Ideolo!
Newt: metr osiemdziesiąt, barczysty, wysportowana sylwetka, burza brązowych włosów i zielone oczy! *piszczy mi do ucha*
Kira: kto?
Newt: przed chwilą z zakupów wróciłem i wpadłem na tego chłopaka! IDEALNY!!
Kira: może jest gejem... To znaczy, że miałbyś szczęście...
*Pukanie do drzwi*
Newt: lecę otworzyć!
*po chwili wraca Newt w towarzystwie przystojnego chłopaka z brązowymi włosami*
Newt: Kiruś! To jest Kamil!
Kira: *znudzony głos, granie na telefonie* co on tu robi?

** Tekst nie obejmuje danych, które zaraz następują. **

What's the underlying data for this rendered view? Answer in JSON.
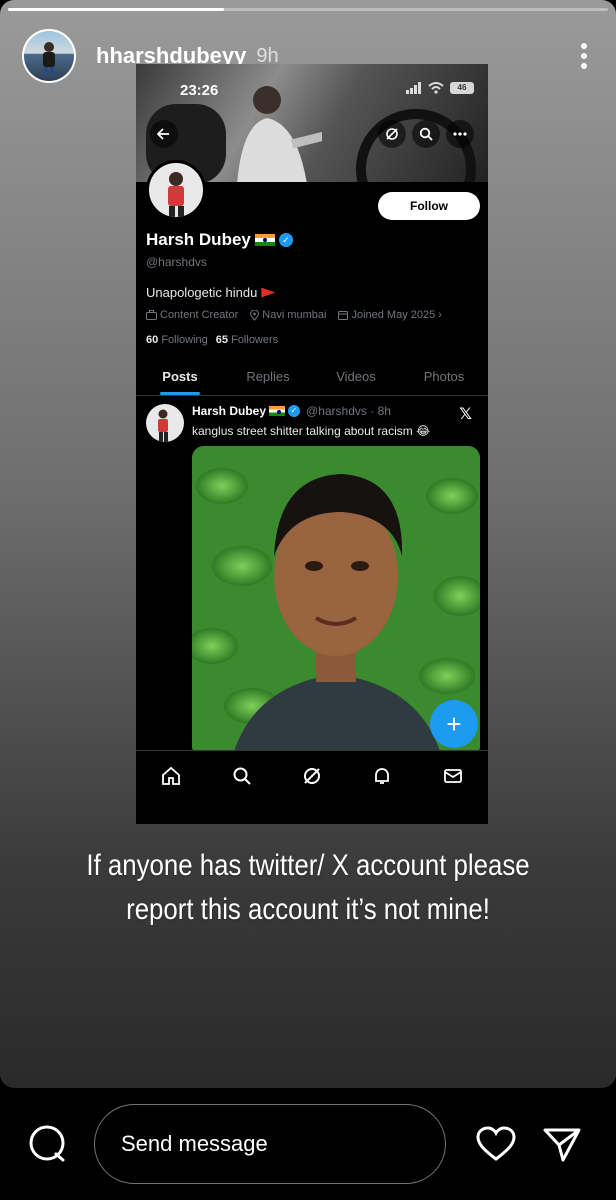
{
  "story": {
    "username": "hharshdubeyy",
    "time_ago": "9h",
    "progress": 0.36,
    "caption_line1": "If anyone has twitter/ X account please",
    "caption_line2": "report this account it’s not mine!"
  },
  "x_screenshot": {
    "status_time": "23:26",
    "battery_label": "46",
    "follow_label": "Follow",
    "profile_name": "Harsh Dubey",
    "handle": "@harshdvs",
    "bio": "Unapologetic hindu",
    "category": "Content Creator",
    "location": "Navi mumbai",
    "joined": "Joined May 2025",
    "following_count": "60",
    "following_label": "Following",
    "followers_count": "65",
    "followers_label": "Followers",
    "tabs": [
      "Posts",
      "Replies",
      "Videos",
      "Photos"
    ],
    "active_tab": "Posts",
    "post": {
      "name": "Harsh Dubey",
      "handle_time": "@harshdvs · 8h",
      "text": "kanglus street shitter talking about racism 😂"
    },
    "accent_color": "#1d9bf0"
  },
  "reply_bar": {
    "placeholder": "Send message"
  }
}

Kamil: byłem na twoim koncercie... Ja też śpiewam, i pomyślałem sobię, że moglibyśmy stworzyć duet.
Kira: spoko! Jutro próba? Przed wigilią?
Kamil: jasne! No to do jutra!
*Kamil wychodzi*
Newt: to on!!! Widziałaś go???!!
Kira: a co z Jeffem?
Newt: oj, to było przelotne!! A on jest serio cudowny!
Kira: taaa... Chodź ze mną do sklepu po zupkę chińską!
Newt: było mówić wcześniej! Byłem w sklepie!
Kira: ale jeszcze nie wiedziałam, że chcę!
Newt: ubieraj się! *wychodzi z pokoju*
Ps. Kamil to moja wymyślona postać, a w rzeczywistości autorka nie potrafi śpiewać XD (chociarz bardzo bym chciała 😞)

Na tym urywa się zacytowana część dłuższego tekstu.